Konstanzer Amtsblatt steht auf der Kippe

Geheimnisvolle Anrufe, vergessene Protokolle und publizistische Querschläger: Im Vorfeld der nächsten Sitzung des Gemeinderates am kommenden Dienstag wird hinter den Kulissen noch heftig um ein Konstanzer Amtsblatt gerungen. Die Abstimmung dürfte ebenso knapp ausfallen wie am 6. Dezember, als der Haupt- und Finanzausschuss das Thema zum letzten Mal öffentlich beriet.
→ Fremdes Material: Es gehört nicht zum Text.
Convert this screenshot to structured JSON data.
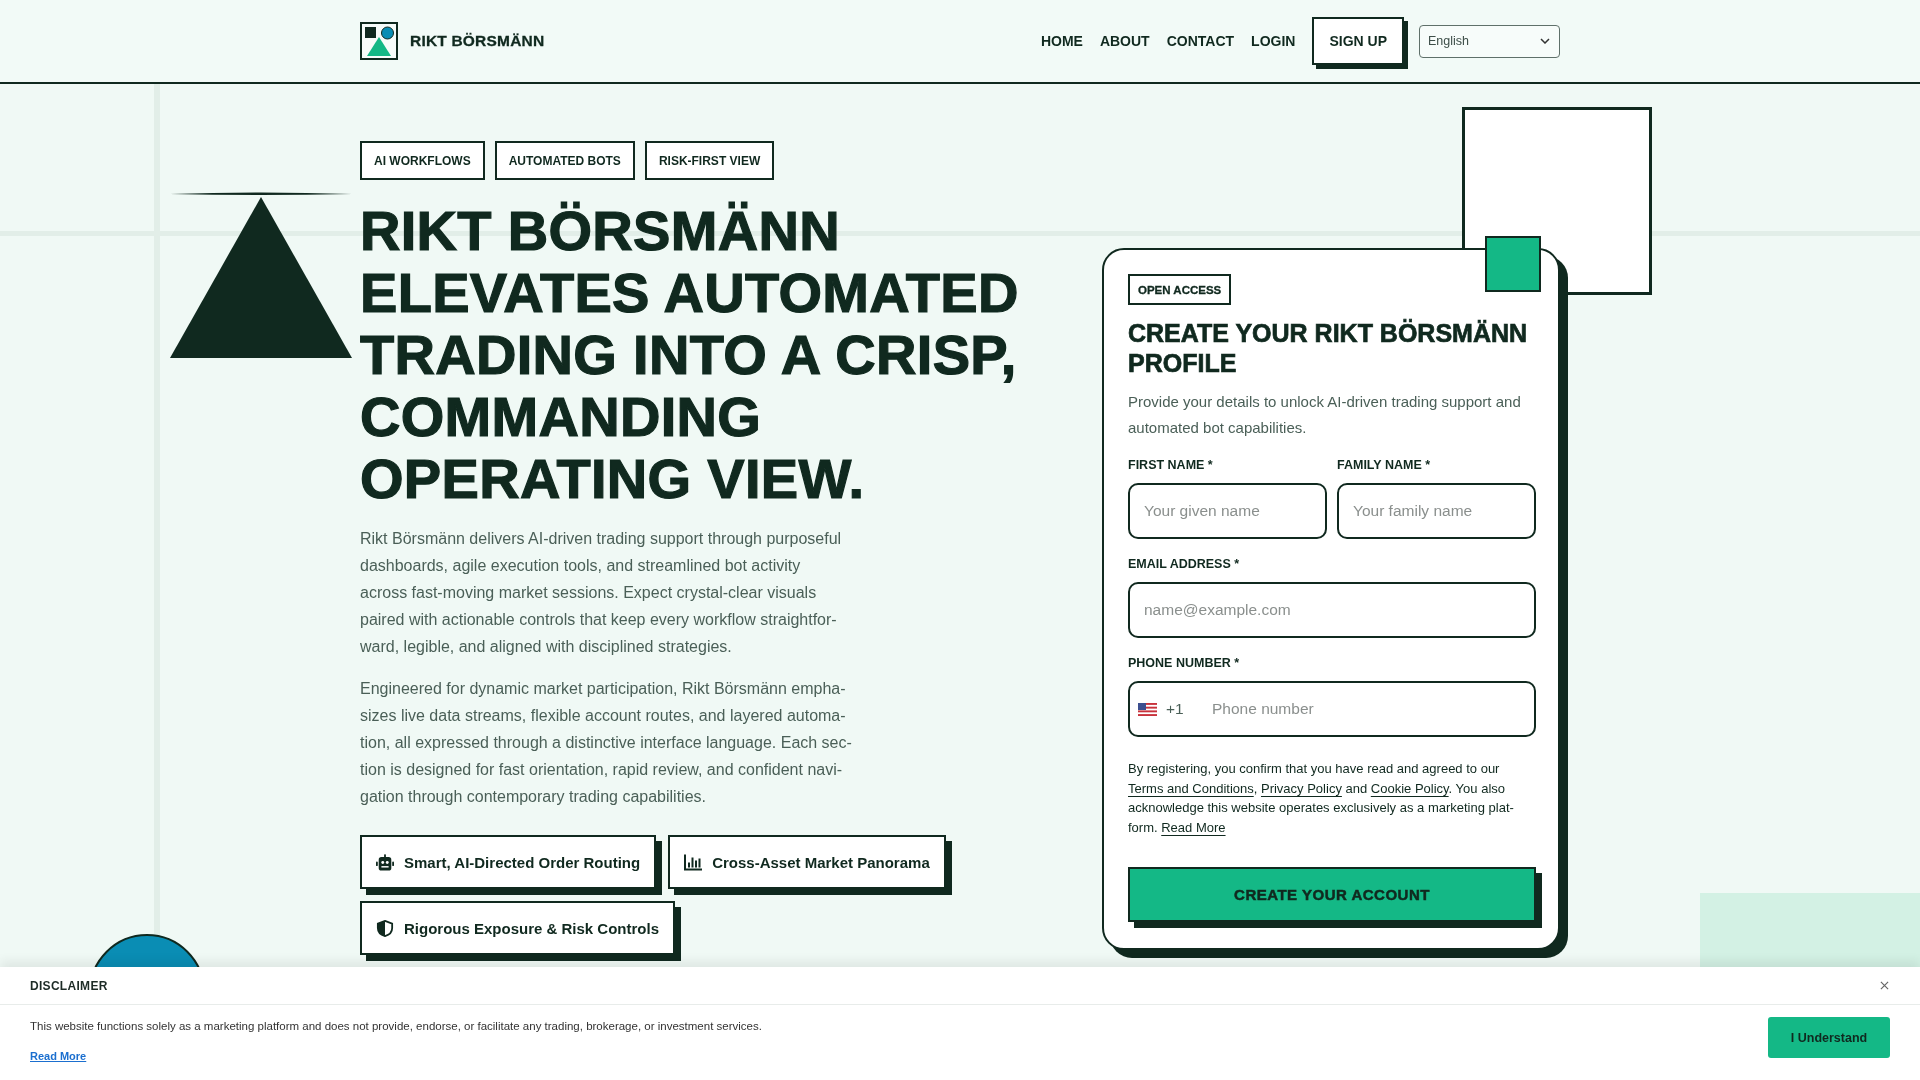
{
  "header": {
    "brand": "RIKT BÖRSMÄNN",
    "nav": [
      "HOME",
      "ABOUT",
      "CONTACT",
      "LOGIN"
    ],
    "signup_button": "SIGN UP",
    "language": "English"
  },
  "hero": {
    "tags": [
      "AI WORKFLOWS",
      "AUTOMATED BOTS",
      "RISK-FIRST VIEW"
    ],
    "heading": "RIKT BÖRSMÄNN ELEVATES AUTOMATED TRADING INTO A CRISP, COMMANDING OPERATING VIEW.",
    "paragraphs": [
      "Rikt Börsmänn delivers AI-driven trading support through purposeful\ndashboards, agile execution tools, and streamlined bot activity\nacross fast-moving market sessions. Expect crystal-clear visuals\npaired with actionable controls that keep every workflow straightfor-\nward, legible, and aligned with disciplined strategies.",
      "Engineered for dynamic market participation, Rikt Börsmänn empha-\nsizes live data streams, flexible account routes, and layered automa-\ntion, all expressed through a distinctive interface language. Each sec-\ntion is designed for fast orientation, rapid review, and confident navi-\ngation through contemporary trading capabilities."
    ],
    "features": [
      "Smart, AI-Directed Order Routing",
      "Cross-Asset Market Panorama",
      "Rigorous Exposure & Risk Controls"
    ]
  },
  "signup_card": {
    "badge": "OPEN ACCESS",
    "title": "CREATE YOUR RIKT BÖRSMÄNN PROFILE",
    "description": "Provide your details to unlock AI-driven trading support and automated bot capabilities.",
    "field_rows": [
      [
        {
          "kind": "text",
          "label": "FIRST NAME *",
          "placeholder": "Your given name"
        },
        {
          "kind": "text",
          "label": "FAMILY NAME *",
          "placeholder": "Your family name"
        }
      ],
      [
        {
          "kind": "email",
          "label": "EMAIL ADDRESS *",
          "placeholder": "name@example.com"
        }
      ],
      [
        {
          "kind": "phone",
          "label": "PHONE NUMBER *",
          "dial_code": "+1",
          "placeholder": "Phone number"
        }
      ]
    ],
    "consent": [
      {
        "kind": "text",
        "text": "By registering, you confirm that you have read and agreed to our\n"
      },
      {
        "kind": "link",
        "text": "Terms and Conditions"
      },
      {
        "kind": "text",
        "text": ", "
      },
      {
        "kind": "link",
        "text": "Privacy Policy"
      },
      {
        "kind": "text",
        "text": " and "
      },
      {
        "kind": "link",
        "text": "Cookie Policy"
      },
      {
        "kind": "text",
        "text": ". You also\nacknowledge this website operates exclusively as a marketing plat-\nform. "
      },
      {
        "kind": "link",
        "text": "Read More"
      }
    ],
    "submit_button": "CREATE YOUR ACCOUNT"
  },
  "disclaimer": {
    "title": "DISCLAIMER",
    "text": "This website functions solely as a marketing platform and does not provide, endorse, or facilitate any trading, brokerage, or investment services.",
    "link": "Read More",
    "button": "I Understand"
  }
}
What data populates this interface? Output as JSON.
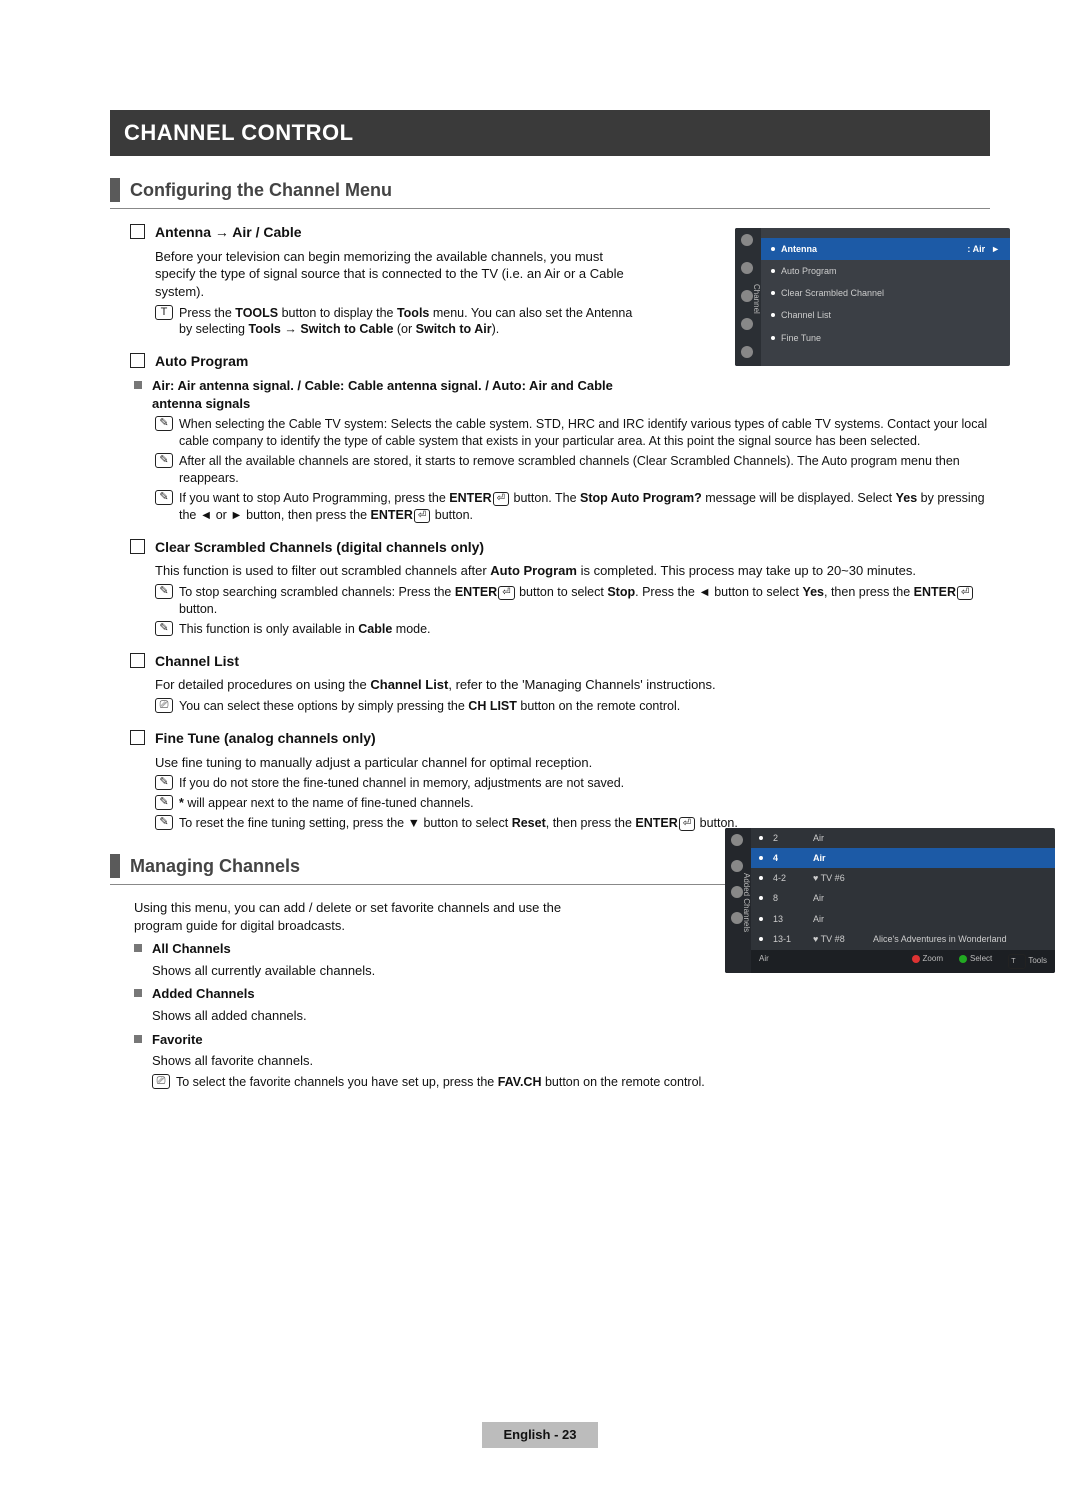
{
  "chapter": "CHANNEL CONTROL",
  "sec1": {
    "title": "Configuring the Channel Menu",
    "antenna": {
      "heading": "Antenna → Air / Cable",
      "body": "Before your television can begin memorizing the available channels, you must specify the type of signal source that is connected to the TV (i.e. an Air or a Cable system).",
      "tool_pre": "Press the ",
      "tool_bold1": "TOOLS",
      "tool_mid": " button to display the ",
      "tool_bold2": "Tools",
      "tool_mid2": " menu. You can also set the Antenna by selecting ",
      "tool_bold3": "Tools → Switch to Cable",
      "tool_mid3": " (or ",
      "tool_bold4": "Switch to Air",
      "tool_end": ")."
    },
    "auto": {
      "heading": "Auto Program",
      "sig": "Air: Air antenna signal. / Cable: Cable antenna signal. / Auto: Air and Cable antenna signals",
      "n1": "When selecting the Cable TV system: Selects the cable system. STD, HRC and IRC identify various types of cable TV systems. Contact your local cable company to identify the type of cable system that exists in your particular area. At this point the signal source has been selected.",
      "n2": "After all the available channels are stored, it starts to remove scrambled channels (Clear Scrambled Channels). The Auto program menu then reappears.",
      "n3_pre": "If you want to stop Auto Programming, press the ",
      "n3_enter": "ENTER",
      "n3_mid": " button. The ",
      "n3_bold": "Stop Auto Program?",
      "n3_mid2": " message will be displayed. Select ",
      "n3_yes": "Yes",
      "n3_mid3": " by pressing the ◄ or ► button, then press the ",
      "n3_end": " button."
    },
    "clear": {
      "heading": "Clear Scrambled Channels (digital channels only)",
      "body_pre": "This function is used to filter out scrambled channels after ",
      "body_bold": "Auto Program",
      "body_post": " is completed. This process may take up to 20~30 minutes.",
      "n1_pre": "To stop searching scrambled channels: Press the ",
      "n1_mid": " button to select ",
      "n1_stop": "Stop",
      "n1_mid2": ". Press the ◄ button to select ",
      "n1_yes": "Yes",
      "n1_mid3": ", then press the ",
      "n1_end": " button.",
      "n2_pre": "This function is only available in ",
      "n2_bold": "Cable",
      "n2_post": " mode."
    },
    "chlist": {
      "heading": "Channel List",
      "body_pre": "For detailed procedures on using the ",
      "body_bold": "Channel List",
      "body_post": ", refer to the 'Managing Channels' instructions.",
      "n1_pre": "You can select these options by simply pressing the ",
      "n1_bold": "CH LIST",
      "n1_post": " button on the remote control."
    },
    "fine": {
      "heading": "Fine Tune (analog channels only)",
      "body": "Use fine tuning to manually adjust a particular channel for optimal reception.",
      "n1": "If you do not store the fine-tuned channel in memory, adjustments are not saved.",
      "n2_pre": "",
      "n2_bold": "*",
      "n2_post": " will appear next to the name of fine-tuned channels.",
      "n3_pre": "To reset the fine tuning setting, press the ▼ button to select ",
      "n3_bold": "Reset",
      "n3_mid": ", then press the ",
      "n3_end": " button."
    }
  },
  "sec2": {
    "title": "Managing Channels",
    "body": "Using this menu, you can add / delete or set favorite channels and use the program guide for digital broadcasts.",
    "all_h": "All Channels",
    "all_b": "Shows all currently available channels.",
    "added_h": "Added Channels",
    "added_b": "Shows all added channels.",
    "fav_h": "Favorite",
    "fav_b": "Shows all favorite channels.",
    "fav_note_pre": "To select the favorite channels you have set up, press the ",
    "fav_note_bold": "FAV.CH",
    "fav_note_post": " button on the remote control."
  },
  "osd1": {
    "side": "Channel",
    "rows": [
      {
        "label": "Antenna",
        "value": ": Air",
        "sel": true,
        "arrow": "►"
      },
      {
        "label": "Auto Program"
      },
      {
        "label": "Clear Scrambled Channel"
      },
      {
        "label": "Channel List"
      },
      {
        "label": "Fine Tune"
      }
    ]
  },
  "osd2": {
    "side": "Added Channels",
    "rows": [
      {
        "num": "2",
        "tv": "Air"
      },
      {
        "num": "4",
        "tv": "Air",
        "sel": true
      },
      {
        "num": "4-2",
        "tv": "♥ TV #6"
      },
      {
        "num": "8",
        "tv": "Air"
      },
      {
        "num": "13",
        "tv": "Air"
      },
      {
        "num": "13-1",
        "tv": "♥ TV #8",
        "title": "Alice's Adventures in Wonderland"
      }
    ],
    "bar_left": "Air",
    "bar_zoom": "Zoom",
    "bar_select": "Select",
    "bar_tools": "Tools"
  },
  "footer": "English - 23",
  "labels": {
    "enter": "ENTER",
    "enter_glyph": "⏎"
  }
}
Man erinnert sich: Seit Jahren schon geistert die Idee eines offiziellen Amtsblattes durch Konstanzer Amtsstuben: Zweiwöchentlich soll eine Informations-Zeitung der Stadt in allen Briefkästen landen, die uns BürgerInnen über Bekanntmachungen, Ausschreibungen und Satzungen, aber auch über die Position der Fraktionen im Gemeinderat informiert. Ein Redaktionsstatut ist formuliert, die Finanzierung ist abgesprochen, eine zusätzliche Stelle im Presseamt wird vorbereitet.

Durchsichtiges Manöver

Der „Südkurier“, dem dadurch empfindliche Einbußen drohen – immerhin machen solche städtischen Verlautbarungen bisher ein Anzeigenvolumen von bis zu 75 000 Euro pro Jahr aus – verschwieg das Thema lange Zeit. Bis dann Jörg-Peter Rau, redaktionelle Allzweckwaffe aus der Konstanzer Lokalredaktion, vor wenigen Tagen einen fetten Dreispalter ins Blatt hob, in dem auf juristische Fallstricke und schlechte Erfahrungen mit Amtsblättern anderswo verwiesen wurde. Dieses durchsichtige Manöver verfehlte aber dennoch seine Wirkung nicht: Plötzlich hadert die FGL mit ihrer Zustimmung, auch die SPD-Fraktion signalisiert Ablehnung.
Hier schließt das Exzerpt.